In active games, although there is some increase in big pot “poker” skills (ie. just knowing when to hold’em or to fold’em), often even these skills are greatly diminished with the onset of uncontrollable showdown like situations. In the extreme case where almost every hand is capped out before the flop, much of the expert’s delicate flop seeing judgment has been obviated. And the odds often require that you fish along after the flop, gamble more money, and shoot-it-out. Obviously, when playing in this mode, luck is more dominant and a run of bad luck means big losses. The expert’s by-session results in a very active high Omaha game have a much greater deviation (perhaps two or three times greater) than his passive game results. But, on the other hand, if the active game is truly “overall favorable” (all factors considered), the expert’s net dollar expectation or average win should be higher in the active games in the long run (essentially, the stakes are higher).

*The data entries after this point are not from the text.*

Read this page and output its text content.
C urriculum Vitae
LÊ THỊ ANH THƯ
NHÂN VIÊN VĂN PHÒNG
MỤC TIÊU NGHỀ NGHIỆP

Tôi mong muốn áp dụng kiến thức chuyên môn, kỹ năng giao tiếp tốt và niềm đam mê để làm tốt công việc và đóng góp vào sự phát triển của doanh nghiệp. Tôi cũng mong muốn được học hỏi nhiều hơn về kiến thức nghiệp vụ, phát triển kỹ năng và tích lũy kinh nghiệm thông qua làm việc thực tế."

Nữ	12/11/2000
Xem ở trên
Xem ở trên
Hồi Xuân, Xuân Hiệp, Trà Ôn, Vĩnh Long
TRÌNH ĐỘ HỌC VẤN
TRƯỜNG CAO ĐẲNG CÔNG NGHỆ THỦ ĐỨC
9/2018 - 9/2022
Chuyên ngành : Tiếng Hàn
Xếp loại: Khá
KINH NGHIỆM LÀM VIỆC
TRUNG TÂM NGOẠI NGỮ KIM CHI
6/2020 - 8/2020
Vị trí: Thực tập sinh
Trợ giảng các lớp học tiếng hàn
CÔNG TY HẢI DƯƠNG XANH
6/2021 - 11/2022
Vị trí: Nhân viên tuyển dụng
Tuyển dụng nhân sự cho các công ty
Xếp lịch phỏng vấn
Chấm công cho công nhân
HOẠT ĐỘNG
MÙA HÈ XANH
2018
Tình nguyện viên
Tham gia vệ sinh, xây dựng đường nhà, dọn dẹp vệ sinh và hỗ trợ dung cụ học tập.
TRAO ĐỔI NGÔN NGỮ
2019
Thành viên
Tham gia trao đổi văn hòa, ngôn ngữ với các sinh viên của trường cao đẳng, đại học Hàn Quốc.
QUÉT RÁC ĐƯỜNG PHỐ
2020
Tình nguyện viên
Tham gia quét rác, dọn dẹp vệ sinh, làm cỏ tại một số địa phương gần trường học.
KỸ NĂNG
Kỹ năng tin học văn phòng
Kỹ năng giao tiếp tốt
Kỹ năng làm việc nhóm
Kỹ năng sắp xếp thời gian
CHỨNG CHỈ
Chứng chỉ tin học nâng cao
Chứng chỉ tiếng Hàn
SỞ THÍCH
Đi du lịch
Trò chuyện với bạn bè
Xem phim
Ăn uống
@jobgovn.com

Usually your main skill advantage in these extremely active games is achieved by playing mostly prime quality starting hands. Quality starting hands not only give you better primary holdings (which keep you playing after the flop and win say 20% or more), but quality hands also have a greater likelihood of hitting secondary paydirt (”plan B” or “swoozle” hits) say around 5% of the time (which 5% can make a big overall difference in your finances). However, players who play very tight in these situations and sit out a conspicuous number of hands are more subject to short run bad luck, and may encounter hostility problems that are generally bad for business. For example, if “locksmith” tendencies become too obvious, certain fun-loving (sadistic) opponents may choose to verbalize abuses (which talk can be costly if it tips off an otherwise oblivious likely caller into a rare correct fold). Sometimes a tight player might even trigger tacit or spontaneous hostile betting conspiracies (ie. “let’s get the locksmith”), which may or may not work out to his advantage, but would be best avoided for long run considerations.

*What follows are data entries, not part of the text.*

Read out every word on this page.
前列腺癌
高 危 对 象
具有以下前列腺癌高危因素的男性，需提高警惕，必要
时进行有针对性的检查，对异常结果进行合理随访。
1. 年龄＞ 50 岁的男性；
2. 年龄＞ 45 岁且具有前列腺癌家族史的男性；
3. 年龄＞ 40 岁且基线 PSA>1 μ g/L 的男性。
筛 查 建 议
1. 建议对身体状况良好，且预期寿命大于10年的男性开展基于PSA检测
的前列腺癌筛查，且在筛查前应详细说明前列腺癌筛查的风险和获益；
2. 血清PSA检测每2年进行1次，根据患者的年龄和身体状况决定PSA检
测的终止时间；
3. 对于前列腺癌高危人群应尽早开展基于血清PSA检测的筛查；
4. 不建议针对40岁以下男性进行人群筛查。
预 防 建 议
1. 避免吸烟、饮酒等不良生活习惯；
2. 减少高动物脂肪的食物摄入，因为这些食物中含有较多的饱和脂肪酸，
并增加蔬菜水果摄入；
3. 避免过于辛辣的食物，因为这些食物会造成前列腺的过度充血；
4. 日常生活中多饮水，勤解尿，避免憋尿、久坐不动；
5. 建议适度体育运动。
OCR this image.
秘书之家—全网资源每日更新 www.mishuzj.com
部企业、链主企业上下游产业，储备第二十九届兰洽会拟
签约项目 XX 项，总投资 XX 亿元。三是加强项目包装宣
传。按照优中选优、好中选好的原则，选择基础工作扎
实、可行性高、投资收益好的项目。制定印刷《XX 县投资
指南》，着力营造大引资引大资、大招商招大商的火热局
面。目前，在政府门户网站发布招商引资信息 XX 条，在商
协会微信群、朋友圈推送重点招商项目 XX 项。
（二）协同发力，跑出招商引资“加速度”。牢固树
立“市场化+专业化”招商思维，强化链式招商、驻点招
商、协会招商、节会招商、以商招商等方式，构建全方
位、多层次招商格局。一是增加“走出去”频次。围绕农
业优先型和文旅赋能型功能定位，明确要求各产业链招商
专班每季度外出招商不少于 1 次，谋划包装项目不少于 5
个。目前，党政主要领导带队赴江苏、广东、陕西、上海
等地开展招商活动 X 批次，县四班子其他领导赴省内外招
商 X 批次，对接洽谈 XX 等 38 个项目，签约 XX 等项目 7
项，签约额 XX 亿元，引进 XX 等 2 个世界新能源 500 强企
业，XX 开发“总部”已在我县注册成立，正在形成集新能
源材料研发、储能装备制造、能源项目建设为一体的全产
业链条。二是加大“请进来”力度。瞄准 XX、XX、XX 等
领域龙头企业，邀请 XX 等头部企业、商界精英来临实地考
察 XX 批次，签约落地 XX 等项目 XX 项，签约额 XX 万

If you can work out an optimal formula for playing in a given active game (probably not super tight but rather some degree tighter than most of the other players, see my article on “relativity”, March 20, 1992), you should be able to win more money overall than in passive games (ie. in the long run, if there is one). But, again, since the deviation in these active games is much higher, you should be prepared to have a higher percentage of losing sessions than in the safer passive games.

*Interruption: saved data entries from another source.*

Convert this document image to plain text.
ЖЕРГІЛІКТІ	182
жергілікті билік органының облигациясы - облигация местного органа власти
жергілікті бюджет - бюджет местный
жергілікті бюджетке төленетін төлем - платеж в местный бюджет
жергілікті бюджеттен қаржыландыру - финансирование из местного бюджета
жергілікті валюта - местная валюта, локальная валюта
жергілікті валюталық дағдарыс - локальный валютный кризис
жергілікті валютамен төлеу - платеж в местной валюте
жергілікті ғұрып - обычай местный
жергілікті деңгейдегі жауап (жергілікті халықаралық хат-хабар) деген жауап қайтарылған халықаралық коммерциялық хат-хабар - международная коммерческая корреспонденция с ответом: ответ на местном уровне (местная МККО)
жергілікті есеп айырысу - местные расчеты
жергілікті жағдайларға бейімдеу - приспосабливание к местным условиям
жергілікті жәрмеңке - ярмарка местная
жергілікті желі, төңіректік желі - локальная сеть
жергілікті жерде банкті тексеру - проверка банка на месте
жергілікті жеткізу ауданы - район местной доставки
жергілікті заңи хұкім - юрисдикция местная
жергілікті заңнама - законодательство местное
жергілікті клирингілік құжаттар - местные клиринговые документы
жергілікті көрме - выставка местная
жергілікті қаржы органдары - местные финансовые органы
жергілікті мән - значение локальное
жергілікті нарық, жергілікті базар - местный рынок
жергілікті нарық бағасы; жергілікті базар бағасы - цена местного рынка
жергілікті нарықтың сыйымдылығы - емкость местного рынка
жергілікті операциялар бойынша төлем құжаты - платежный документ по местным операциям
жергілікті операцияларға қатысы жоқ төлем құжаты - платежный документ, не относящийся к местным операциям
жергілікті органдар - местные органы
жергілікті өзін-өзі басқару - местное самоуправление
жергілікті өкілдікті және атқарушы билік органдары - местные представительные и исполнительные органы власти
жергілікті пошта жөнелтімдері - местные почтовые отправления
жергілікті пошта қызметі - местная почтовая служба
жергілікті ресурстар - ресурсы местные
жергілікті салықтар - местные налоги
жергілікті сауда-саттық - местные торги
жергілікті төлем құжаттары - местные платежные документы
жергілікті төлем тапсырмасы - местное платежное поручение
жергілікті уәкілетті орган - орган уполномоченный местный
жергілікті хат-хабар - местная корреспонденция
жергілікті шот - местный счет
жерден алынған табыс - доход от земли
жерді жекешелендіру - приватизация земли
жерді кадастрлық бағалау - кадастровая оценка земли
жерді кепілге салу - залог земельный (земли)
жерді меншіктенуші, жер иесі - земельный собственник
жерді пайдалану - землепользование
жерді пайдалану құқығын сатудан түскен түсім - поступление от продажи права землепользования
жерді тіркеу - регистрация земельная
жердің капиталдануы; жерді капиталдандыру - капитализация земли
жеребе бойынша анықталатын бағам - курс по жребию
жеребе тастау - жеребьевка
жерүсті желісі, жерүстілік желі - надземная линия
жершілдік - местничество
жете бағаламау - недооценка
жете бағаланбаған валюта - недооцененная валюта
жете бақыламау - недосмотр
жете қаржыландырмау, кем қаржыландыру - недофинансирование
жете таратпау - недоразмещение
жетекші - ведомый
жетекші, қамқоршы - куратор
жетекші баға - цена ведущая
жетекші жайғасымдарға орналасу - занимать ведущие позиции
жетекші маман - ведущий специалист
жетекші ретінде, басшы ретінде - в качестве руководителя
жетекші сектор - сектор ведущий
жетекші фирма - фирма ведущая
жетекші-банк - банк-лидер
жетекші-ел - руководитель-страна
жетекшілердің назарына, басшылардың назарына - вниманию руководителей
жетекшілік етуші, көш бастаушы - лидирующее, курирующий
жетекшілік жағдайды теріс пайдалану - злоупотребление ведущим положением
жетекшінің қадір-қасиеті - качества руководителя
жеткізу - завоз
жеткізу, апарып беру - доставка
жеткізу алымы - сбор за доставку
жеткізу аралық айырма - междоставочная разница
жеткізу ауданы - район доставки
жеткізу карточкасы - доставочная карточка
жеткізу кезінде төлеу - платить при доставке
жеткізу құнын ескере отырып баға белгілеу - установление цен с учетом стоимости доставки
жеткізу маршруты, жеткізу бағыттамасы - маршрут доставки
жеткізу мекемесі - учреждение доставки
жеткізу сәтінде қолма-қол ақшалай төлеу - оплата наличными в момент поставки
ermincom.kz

All in all, action games, if not adversely extreme, do have the potential to generate large wins – especially when you are running well. This is particularly true when you know the players and perhaps have some extra “personal” advantages going for you. However, when it comes to putting bread on the table, there is also much to be said for the greater skill advantages and security that you get at a passive table. Bottom line: active games are more like gambling, passive games are more like working.